Civilian Firearm Prevalence and Firearm Deaths in the U.S.

The correlation between firearm deaths and the number of firearms owned by civilians is extraordinary. Also, in retrospect, the U.S. Federal Assault Weapons Ban of 1994-2004 not only prevented firearm sales escalation, but it also prevented firearm deaths, especially suicides, in the U.S..  This effect is evident in the entire population and in the older adolescent and young adult (AYA) population.

Firearm Death Rate vs. Firearm Prevalence

The firearm death rate, whether inflicted by others or self (suicide), is highly correlated with firearm prevalence among countries with available prevalence data.  The firearm fatal homicide and suicide rates have less than a 1 in 1,000 chance of being due to chancer or to something other than firearm prevalence. 

Whether analyzed by country, U.S. state, or calendar year, the firearm suicide rate is directly proportional to firearm prevalence.   The firearm suicide rates have much less than a 1 in 10,000 chance of being due to something other than firearm prevalence. 

Federal Assault Weapons Ban Effect on Firearm Suicides

For all ages, the evidence that the Ban reduced the firearm suicide rate while it was in effect and was followed by an increase after it expired is even more obvious.

That other methods of suicide were not related to the Ban is consistent with a causal association between the Ban and firearm suicides.

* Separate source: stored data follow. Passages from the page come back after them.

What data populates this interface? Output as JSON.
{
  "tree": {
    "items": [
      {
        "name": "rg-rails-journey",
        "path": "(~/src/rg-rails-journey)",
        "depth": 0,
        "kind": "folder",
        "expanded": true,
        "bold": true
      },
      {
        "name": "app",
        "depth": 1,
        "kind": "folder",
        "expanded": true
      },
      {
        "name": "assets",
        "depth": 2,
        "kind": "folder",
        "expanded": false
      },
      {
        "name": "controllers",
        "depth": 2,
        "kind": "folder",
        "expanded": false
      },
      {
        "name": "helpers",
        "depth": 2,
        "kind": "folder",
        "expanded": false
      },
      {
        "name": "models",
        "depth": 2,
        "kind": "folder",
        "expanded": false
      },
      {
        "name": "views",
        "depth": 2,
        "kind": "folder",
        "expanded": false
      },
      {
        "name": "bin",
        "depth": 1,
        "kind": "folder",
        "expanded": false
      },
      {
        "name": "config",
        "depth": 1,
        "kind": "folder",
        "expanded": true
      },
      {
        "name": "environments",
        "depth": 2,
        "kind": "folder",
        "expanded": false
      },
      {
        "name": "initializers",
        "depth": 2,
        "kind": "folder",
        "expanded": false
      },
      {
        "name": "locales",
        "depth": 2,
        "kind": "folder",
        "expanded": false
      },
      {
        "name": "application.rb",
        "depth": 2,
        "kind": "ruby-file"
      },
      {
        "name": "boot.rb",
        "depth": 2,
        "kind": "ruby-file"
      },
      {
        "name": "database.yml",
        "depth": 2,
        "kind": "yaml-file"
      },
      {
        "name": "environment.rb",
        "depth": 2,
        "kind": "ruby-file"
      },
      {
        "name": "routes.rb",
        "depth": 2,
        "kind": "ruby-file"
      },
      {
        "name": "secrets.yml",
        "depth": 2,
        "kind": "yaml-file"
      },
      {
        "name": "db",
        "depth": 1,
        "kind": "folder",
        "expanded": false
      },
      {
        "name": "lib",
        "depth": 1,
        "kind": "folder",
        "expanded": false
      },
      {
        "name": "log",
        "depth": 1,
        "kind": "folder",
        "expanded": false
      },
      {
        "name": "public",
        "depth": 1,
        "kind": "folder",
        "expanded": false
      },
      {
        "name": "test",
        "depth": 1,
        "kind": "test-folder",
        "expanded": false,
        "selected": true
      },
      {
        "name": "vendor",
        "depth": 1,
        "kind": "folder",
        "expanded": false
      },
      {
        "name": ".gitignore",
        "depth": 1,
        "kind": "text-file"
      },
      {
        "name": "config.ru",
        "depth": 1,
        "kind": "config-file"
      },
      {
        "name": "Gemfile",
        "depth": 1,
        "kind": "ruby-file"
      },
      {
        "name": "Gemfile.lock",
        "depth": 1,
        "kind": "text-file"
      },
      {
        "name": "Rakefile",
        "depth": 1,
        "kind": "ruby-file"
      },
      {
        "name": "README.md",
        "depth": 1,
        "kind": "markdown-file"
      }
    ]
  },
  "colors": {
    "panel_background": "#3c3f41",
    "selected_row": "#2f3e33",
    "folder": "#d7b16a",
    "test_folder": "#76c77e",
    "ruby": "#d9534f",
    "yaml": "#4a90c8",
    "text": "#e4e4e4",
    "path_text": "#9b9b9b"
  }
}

The Federal Assault Weapon Ban and AYA Suicide Deaths

The Ban was also associated with a reduction in suicide deaths among adolescent and young adult (AYA) Americans and a subsequent increase after it expired. Since handguns and rifles are likely to be used for suicide more than assault weapons, the correlation may not seem plausible. There is evidence, however that handgun and rifle prevalence also declined during the Ban and abundant evidence that they increased after the Ban.

Red Flag Laws

States that passed Red Flag Laws have prevented the escalation of firearm deaths that have occurred in the rest of the U.S.  Connecticut was the first to do so, in 1999, followed by Indiana in 2014 and California in 2014. Together, the three have have had a statistically-significant decrease in their firearm rate; those without such laws have had a 21% increase (p << 0.05).